Ethan J Weiss, M.D. Research Interests: Coagulation, thrombosis, hemostasis, fibrinolysis, genetics, platelet, sexual dimorphism, sex hormone signaling. Summary: The blood clotting system is centrally important as a means to protect from blood loss. To do so, the system must be sensitive to disruptions in blood vessels. We know from naturally occurring human genetic mutations and experiments in animals that a deficiency of function or amount of clotting related proteins leads to bleeding. Yet the system must also be specific. There is an equal body of evidence that unregulated or increased propensity to form blood clots leads to deleterious clot formation such as occurs in heart attacks, strokes, and blood clots in large veins. The clotting system therefore must maintain exquisite balance between tendency toward clotting and tendency toward bleeding. Minor changes in concentration or function of a host of known and countless unknown proteins can tip the balance in either direction. Primarily, we use the mouse as a model system to define genetic regulation of blood clotting in an attempt to define genetic changes that might predispose to tipping the balance in either direction. We hope to learn more about the molecules and pathways that lead to clot formation. We hope to define novel molecules or pathways that regulate clotting or interact with known clotting pathways. We are particularly interested in how male or female sex affects clotting in animals. We know that women are 1) less likely to form clots in clotting tests and 2) are protected as compared to men in diseases associated with increased clotting like heart attacks. This tells us that women may have evolved a system with a more favorable balance between clotting and bleeding. We hope to learn how and why that may be. Ultimately, we hope to identify new risk factors for bleeding disorders as well as the clotting associated diseases such as heart attack and stroke. Furthermore, we hope that by understanding the biological mechanisms underlying such risks, we might eventually identify novel drug targets aimed at treating or preventing bleeding, stroke, heart attack or blood clots.

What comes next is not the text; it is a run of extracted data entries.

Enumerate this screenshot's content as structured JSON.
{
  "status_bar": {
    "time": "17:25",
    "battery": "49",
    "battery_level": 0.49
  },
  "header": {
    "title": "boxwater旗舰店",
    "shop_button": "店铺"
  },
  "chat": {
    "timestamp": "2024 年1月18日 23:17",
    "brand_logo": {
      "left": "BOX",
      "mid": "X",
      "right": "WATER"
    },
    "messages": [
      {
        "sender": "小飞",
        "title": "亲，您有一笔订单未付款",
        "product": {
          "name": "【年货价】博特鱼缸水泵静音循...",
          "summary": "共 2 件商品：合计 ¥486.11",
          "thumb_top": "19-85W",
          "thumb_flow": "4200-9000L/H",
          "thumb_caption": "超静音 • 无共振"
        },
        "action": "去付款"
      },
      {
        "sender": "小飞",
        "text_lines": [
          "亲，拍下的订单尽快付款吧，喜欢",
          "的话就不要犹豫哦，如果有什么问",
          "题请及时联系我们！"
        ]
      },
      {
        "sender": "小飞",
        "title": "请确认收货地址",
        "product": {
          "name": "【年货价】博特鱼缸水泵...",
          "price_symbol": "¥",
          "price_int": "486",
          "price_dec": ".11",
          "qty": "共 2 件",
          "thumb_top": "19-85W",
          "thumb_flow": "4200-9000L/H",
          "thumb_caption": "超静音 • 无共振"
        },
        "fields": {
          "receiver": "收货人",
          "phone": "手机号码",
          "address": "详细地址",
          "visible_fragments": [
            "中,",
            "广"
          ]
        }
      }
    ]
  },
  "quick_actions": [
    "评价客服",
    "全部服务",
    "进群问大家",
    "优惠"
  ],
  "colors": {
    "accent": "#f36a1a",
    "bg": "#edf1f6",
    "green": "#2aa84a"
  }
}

Zena Werb, Ph.D. Professor and Vice Chair Research Interests: Extracellular communication in development and disease Summary: The cellular microenvironment provides cells with information essential for controling development , cell-specific fate determination, gain or loss of tissue-specific functions, cell migrations, tissue repair and cell death. We are studying the role of the microenvironment in controlling embryonic development, mammary gland and bone development and tumorigenesis. Our interests include the critical roles that the ECM, inflammatoryand innate immune cells, vascular development and angiogenesis and degradative enzymes such as the matrix metalloproteinases play in these processes. We are taking genetic and molecular approaches to determine the identity and function of the critical molecules, how their expression and activities are regulated, what the molecular and cellular targets of these genes are, and how these regulate the signaling pathways. We are studying how a developing vascular system regulates bone formation, breast development and tumor growth. For example, we have found that tumor cells metastasize in regions of the tumor where blood vessels are abnormal and where there are abundant inflammatory cells. We want to understand the temporal, spatial and causal relationship between these three compartments, and whether targeting the tumors cells, blood vessels or the inflammatory cells, or all of them can slow down metastasis.

Prescott G Woodruff, M.D., M.P.H. Asst Professor In Residence Research Interests: Genomics, Asthma, Chronic Obstructive Pulmonary Disease, Stereology, Epidemiology, Clinical Trials, Medical Education Summary: My research relates to two common lung diseases, asthma and chronic obstructive pulmonary disease, and falls into three specific categories: 1) the identification of molecular sub-phenotypes of these diseases, 2) the elucidation of mechanisms of inflammation and remodeling in these diseases and 3) clinical trials of novel therapies.